Pueblo, nación y Estado conformando una totalidad de sentido es lo que convierte al nacionalismo en una religión política, con sus dogmas y creencias, sus símbolos y ritos. Pero es también lo que dota al fascismo, como organización política del nacionalismo, de un repertorio de acciones colectivas en las que la violencia se constituye en elemento central. La organización de grupos paramilitares y la exaltación de la violencia es lo que identifica tanto al fascismo como movimiento social que se militariza para el asalto a todo el poder como al fascismo en cuanto forma de Estado que adopta políticas de nacionalización destinadas a transformar en un solo pueblo a una sociedad formada por individuos de diversas identidades.
Un solo pueblo, una sola nación, un solo Estado, una sola religión política son la sustancia del lenguaje fascista, de todo lenguaje totalitario en realidad, sea fascista, sea comunista, que en su origen más que de pueblo hablaba de clase y más que de nación hablaba de partido: clase, partido, Estado configuraban la trinidad alternativa a pueblo, nación, Estado. En todo caso, es esa unión mística o metafísica a la que se empuja a los no creyentes o indecisos, si es preciso por medio de la violencia ejercida por grupos paramilitares en la calle, cuando aún no se ha alcanzado el poder de Estado y que rápidamente se convierte en violencia policial desde el Estado cuando se ha conseguido penetrar en él y conquistarlo.

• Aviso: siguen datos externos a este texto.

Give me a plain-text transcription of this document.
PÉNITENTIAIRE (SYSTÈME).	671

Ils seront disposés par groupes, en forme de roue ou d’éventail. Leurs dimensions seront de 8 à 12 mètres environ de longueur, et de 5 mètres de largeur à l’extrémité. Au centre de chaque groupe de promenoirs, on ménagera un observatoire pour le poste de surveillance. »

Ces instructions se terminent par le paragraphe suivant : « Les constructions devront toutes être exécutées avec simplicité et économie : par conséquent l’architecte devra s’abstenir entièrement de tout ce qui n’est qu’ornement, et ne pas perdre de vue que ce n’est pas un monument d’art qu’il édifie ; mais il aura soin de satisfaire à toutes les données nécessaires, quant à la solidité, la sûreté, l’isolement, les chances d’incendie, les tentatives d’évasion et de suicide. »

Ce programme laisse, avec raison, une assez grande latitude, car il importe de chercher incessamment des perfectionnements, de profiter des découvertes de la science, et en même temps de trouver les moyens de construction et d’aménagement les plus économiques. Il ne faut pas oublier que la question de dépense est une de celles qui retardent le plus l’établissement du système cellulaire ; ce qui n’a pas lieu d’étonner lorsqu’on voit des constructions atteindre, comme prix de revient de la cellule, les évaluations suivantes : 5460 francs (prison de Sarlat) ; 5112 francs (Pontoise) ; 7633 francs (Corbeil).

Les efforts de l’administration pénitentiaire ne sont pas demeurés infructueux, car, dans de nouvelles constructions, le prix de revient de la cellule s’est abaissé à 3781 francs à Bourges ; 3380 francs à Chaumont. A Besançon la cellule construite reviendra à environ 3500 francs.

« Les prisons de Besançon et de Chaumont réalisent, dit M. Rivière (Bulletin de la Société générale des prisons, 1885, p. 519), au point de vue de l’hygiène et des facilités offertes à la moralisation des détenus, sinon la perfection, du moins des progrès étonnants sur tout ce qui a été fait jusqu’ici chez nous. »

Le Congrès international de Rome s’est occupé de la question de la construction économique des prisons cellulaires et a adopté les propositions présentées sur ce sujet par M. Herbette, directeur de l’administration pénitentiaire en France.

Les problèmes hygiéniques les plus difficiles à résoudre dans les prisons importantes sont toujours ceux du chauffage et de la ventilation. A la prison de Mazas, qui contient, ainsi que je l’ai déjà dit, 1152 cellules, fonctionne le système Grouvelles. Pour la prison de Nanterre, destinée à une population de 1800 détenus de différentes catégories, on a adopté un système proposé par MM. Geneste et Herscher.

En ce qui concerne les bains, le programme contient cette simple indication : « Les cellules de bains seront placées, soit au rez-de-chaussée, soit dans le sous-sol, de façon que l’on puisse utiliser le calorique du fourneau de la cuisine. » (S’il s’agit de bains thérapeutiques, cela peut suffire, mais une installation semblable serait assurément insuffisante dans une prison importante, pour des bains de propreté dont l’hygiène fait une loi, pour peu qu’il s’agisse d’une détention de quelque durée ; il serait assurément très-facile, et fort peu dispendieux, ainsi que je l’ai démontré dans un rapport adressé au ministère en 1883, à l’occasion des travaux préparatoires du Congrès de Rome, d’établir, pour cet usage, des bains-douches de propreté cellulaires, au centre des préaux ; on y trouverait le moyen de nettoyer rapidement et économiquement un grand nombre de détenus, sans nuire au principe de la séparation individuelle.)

¿Es fascista el lenguaje adoptado por algunos políticos catalanes desde que utilizan un poder de Estado como instrumento de su estrategia secesionista? ¿Lo es el lenguaje de los dirigentes del nuevo partido, Vox, que acaba de incorporarse al Parlamento de Andalucía en parte como reacción al secesionismo catalán? Tarea tienen los politólogos por delante, pero de lo que no cabe duda es de que el recurso a la violencia y su legitimación son en la historia de los nacionalismos un primer paso a las llamadas a la unión sagrada de la patria contra el enemigo común. Los dirigentes de Vox no dudan en presentarse con un lenguaje que Ramiro Ledesma llamaría fascistizado, y no faltan en el secesionismo catalán quienes evocan el fantasma de la muerte como precio de la libertad de la nación: solo queda que se produzca algún enfrentamiento violento entre nacionalistas para que de fascistizado su lenguaje salte directamente a fascista.